Qualitätsmanagement ist Industrialisierung. Die Industrialisierung startete mit Qualitätsmanagement; erste Qualitätskontrollen entstanden in den Fabriken. Die Qualitätstechniken haben sich über die Jahrzehnte weiterentwickelt und endeten in umfassenden Qualitätsmanagement-Systemen. Total-Quality-Management (TQM) krönt diese Entwicklung - und entstand aus der japanischen Lean-Bewegung.

Agilität stammt ebenfalls aus der Lean-Bewegung. Qualitätsmanagement und Agilität sind beides Söhne Abrahams. Wobei Qualitätsmanagement der ältere Sohn ist. Agilität hat sich insbesondere in der IT durchgesetzt und setzt dort den heutigen Benchmark. Scrum, die populärste Implementation von Agilität, hat als oberstes Ziel Qualität. Eine wesentliche Säule von Scrum ist beispielsweise dann auch "Inspizieren und Adaptieren". QM-Geschulten ist das sehr vertraut.

Qualität in der IT ist nicht neu

Auch schon vor Scrum und Agilität war die Corporate IT bestrebt, Qualität sicherzustellen. Das mittlerweile verkommene CMMI-Maturitätsmodell beanspruchte, die IT-Qualität total zu vermessen und kontinuierlich zu verbessern. Die höchste CMMI-Stufe (5) fordert dann auch "kontinuierliche Verbesserung". Qualität als Systemziel also. Ebenso gründete das IT Operations Framework ITIL darauf, IT Services zu standardisieren und damit die Qualität zu erhöhen.

Doch diese Bemühungen scheiterten. CMMI und ITIL sind sehr angeschlagen. Sie haben verkannt, dass IT nicht die "Fabrik", sondern vielmehr das "Handwerk" verkörpert.
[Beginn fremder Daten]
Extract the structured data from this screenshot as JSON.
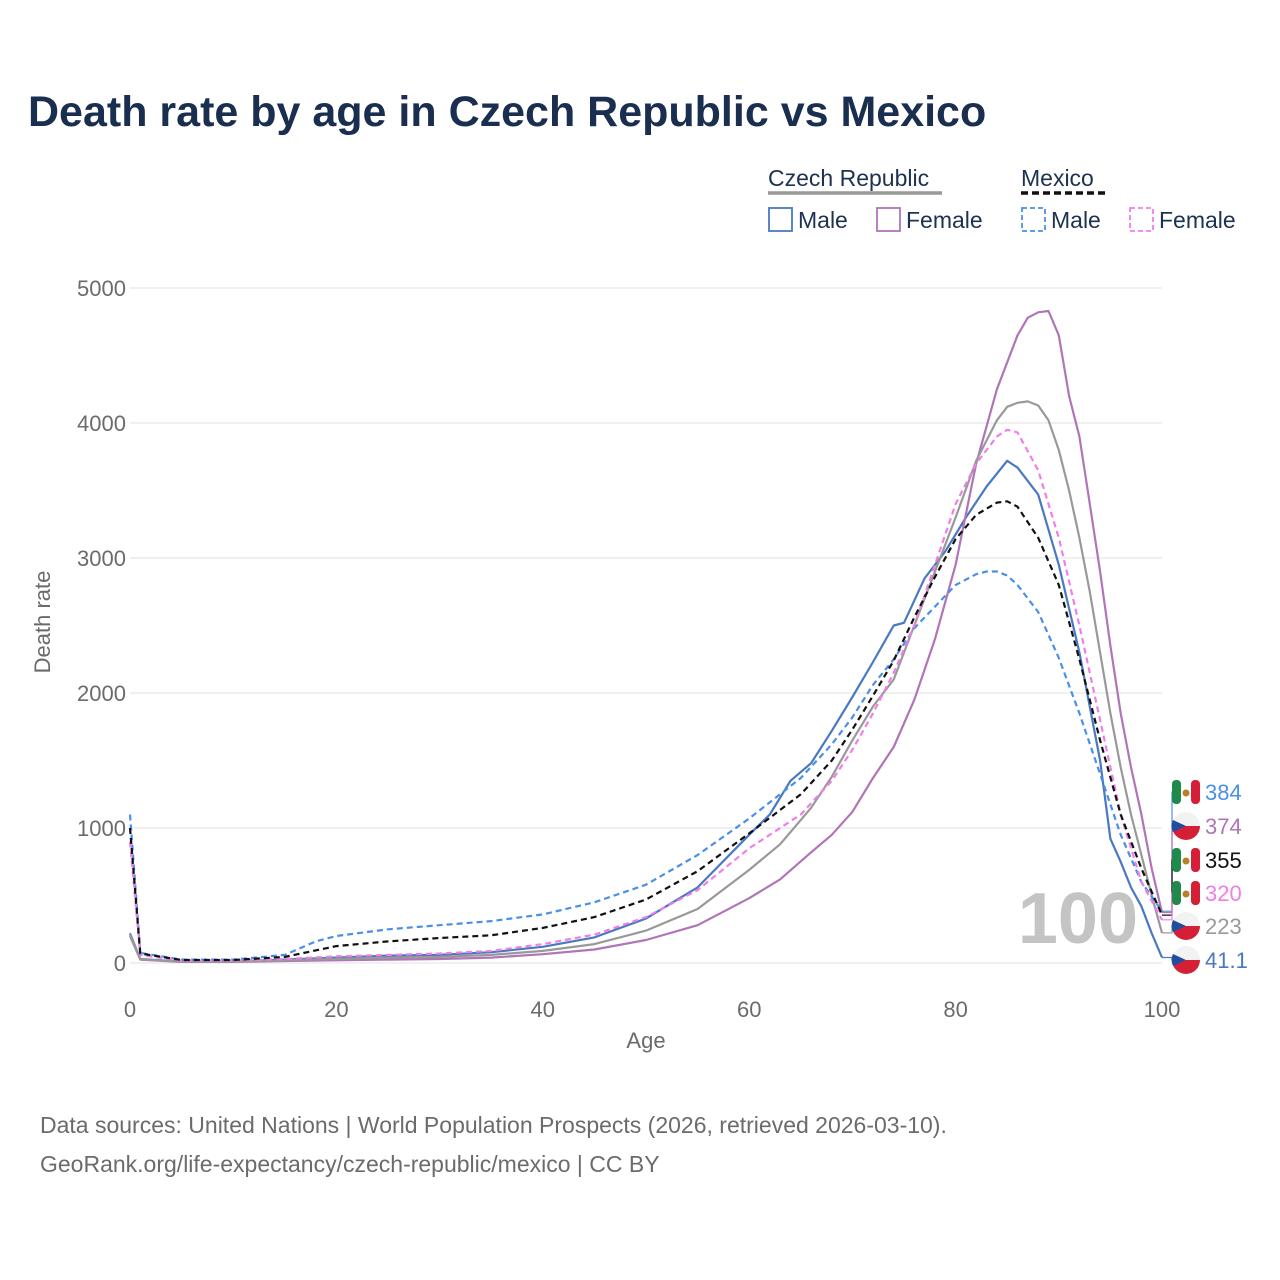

Die für die Wissensarbeit ungeeigneten Praktiken - wie beispielsweise Standardisierung, Parallelisierung und totale Arbeitstrennung - verursachen unendliche "Lead"-Zeiten für IT-Anforderungen, unzählige "komische" IT-Rollen, die eigentlich nichts mit dem eigentlichen Entwickeln zu tun haben.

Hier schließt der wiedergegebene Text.